If you are not sure whether you have the necessary background, please talk to the instructor.

Course Overview

The course aims to introduce students to the principles of machine learning, representative machine learning algorithms, and their applications in the data sciences. Topics to be covered include: principled approaches to classification, clustering, and function approximation, feature selection and dimensionality reduction, performance assessment of predictive models, relative strengths and weaknesses of alternative algorithms. Representative machine learning approaches to be covered include: Supervised machine learning methods for classification including Probabilistic generative models (e.g., Naïve Bayes), and their discriminative counterparts (e.g., Logistic regression), Linear Classifiers, Tree-based models (decision trees, random forests), Nearest-neighbor methods, Kernel machines (Support Vector Machines), Neural networks and deep neural networks; Clustering algorithms (K-means, hierarchical, spectral), function approximation (e.g., neural networks), and representation learning (deep learning). Laboratory assignments will provide students with hands-on experience with applications of the algorithms to problems from several domains. Projects will focus on development, evaluation, and comparison of machine learning solutions to data sets drawn from real-world applications. Problem sets will focus on understanding of the conceptual, mathematical, statistical and algorithmic underpinnings of machine learning.

Upon completion of this course, students will be able to:

  • Demonstrate broad understanding of the principles of machine learning and of representative machine learning algorithms and their applications in data sciences.
  • Implement, adapt, and apply representatative machine learning algorithms using a high-level programming language, e.g., Python, to perform real-world clustering, classification, and regression tasks
  • Identify, formulate and solve exploratory data analysis and predictive modeling problems that arise in practical applications.
  • Demonstrate an understanding of the strengths and weaknesses of alternative machine learning algorithms (relative to the characteristics ofthe application domain)
  • Adapt or combine some of the key elements of existing machine learning algorithms to design new algorithms as needed.
  • Rigorously evaluate or compare alternative machine learning algorithms on particular problems
  • Apply best practices in responsible data science (covering issues such as reproducibility, and bias).
  • Effectively communicate the results of machine learning projects to technical and non-technical audiences

Target Audience

This course is targeted primarily to undergraduate students in Data Sciences and related disciplines., e.g., Electrical Engineering and Computer Science, Information Sciences and Technology, Statistics.
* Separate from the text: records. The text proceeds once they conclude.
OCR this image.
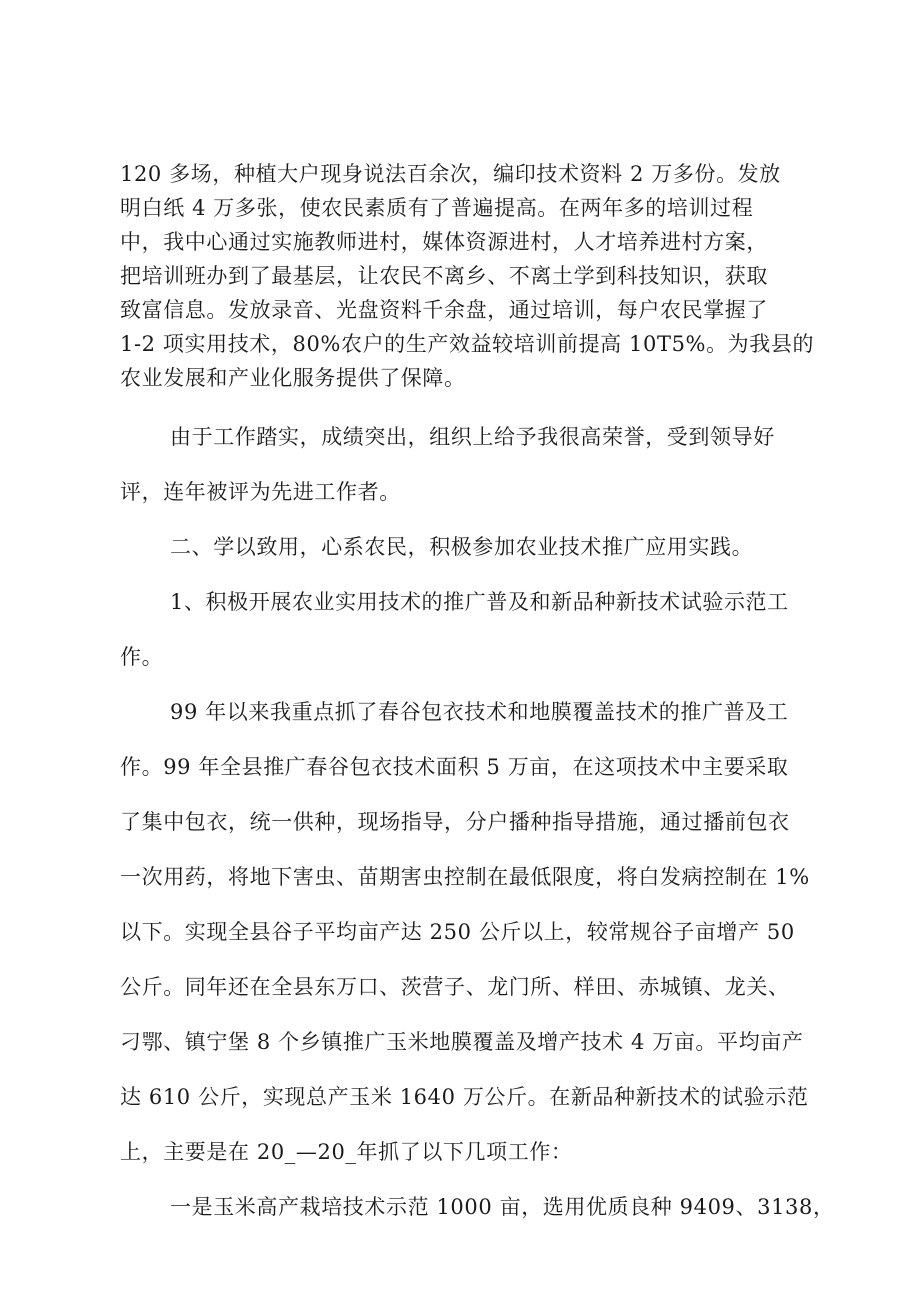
120 多场，种植大户现身说法百余次，编印技术资料 2 万多份。发放
明白纸 4 万多张，使农民素质有了普遍提高。在两年多的培训过程
中，我中心通过实施教师进村，媒体资源进村，人才培养进村方案，
把培训班办到了最基层，让农民不离乡、不离土学到科技知识，获取
致富信息。发放录音、光盘资料千余盘，通过培训，每户农民掌握了
1-2 项实用技术，80%农户的生产效益较培训前提高 10T5%。为我县的
农业发展和产业化服务提供了保障。
由于工作踏实，成绩突出，组织上给予我很高荣誉，受到领导好
评，连年被评为先进工作者。
二、学以致用，心系农民，积极参加农业技术推广应用实践。
1、积极开展农业实用技术的推广普及和新品种新技术试验示范工
作。
99 年以来我重点抓了春谷包衣技术和地膜覆盖技术的推广普及工
作。99 年全县推广春谷包衣技术面积 5 万亩，在这项技术中主要采取
了集中包衣，统一供种，现场指导，分户播种指导措施，通过播前包衣
一次用药，将地下害虫、苗期害虫控制在最低限度，将白发病控制在 1%
以下。实现全县谷子平均亩产达 250 公斤以上，较常规谷子亩增产 50
公斤。同年还在全县东万口、茨营子、龙门所、样田、赤城镇、龙关、
刁鄂、镇宁堡 8 个乡镇推广玉米地膜覆盖及增产技术 4 万亩。平均亩产
达 610 公斤，实现总产玉米 1640 万公斤。在新品种新技术的试验示范
上，主要是在 20_—20_年抓了以下几项工作：
一是玉米高产栽培技术示范 1000 亩，选用优质良种 9409、3138，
It is likely to be useful to graduate students interested in applying modern machine learning methods to gain useful insights from data in Physical Sciences, Life Sciences, Health Sciences, Social Sciences, Cognitive and Brain Sciences, Learning Sciences, Material Sciences, Environmental Sciences, Agricultural Sciences, Business, Public Policy, and other disciplines. The instructor welcomes students with a broad range of disciplinary backgrounds and interests.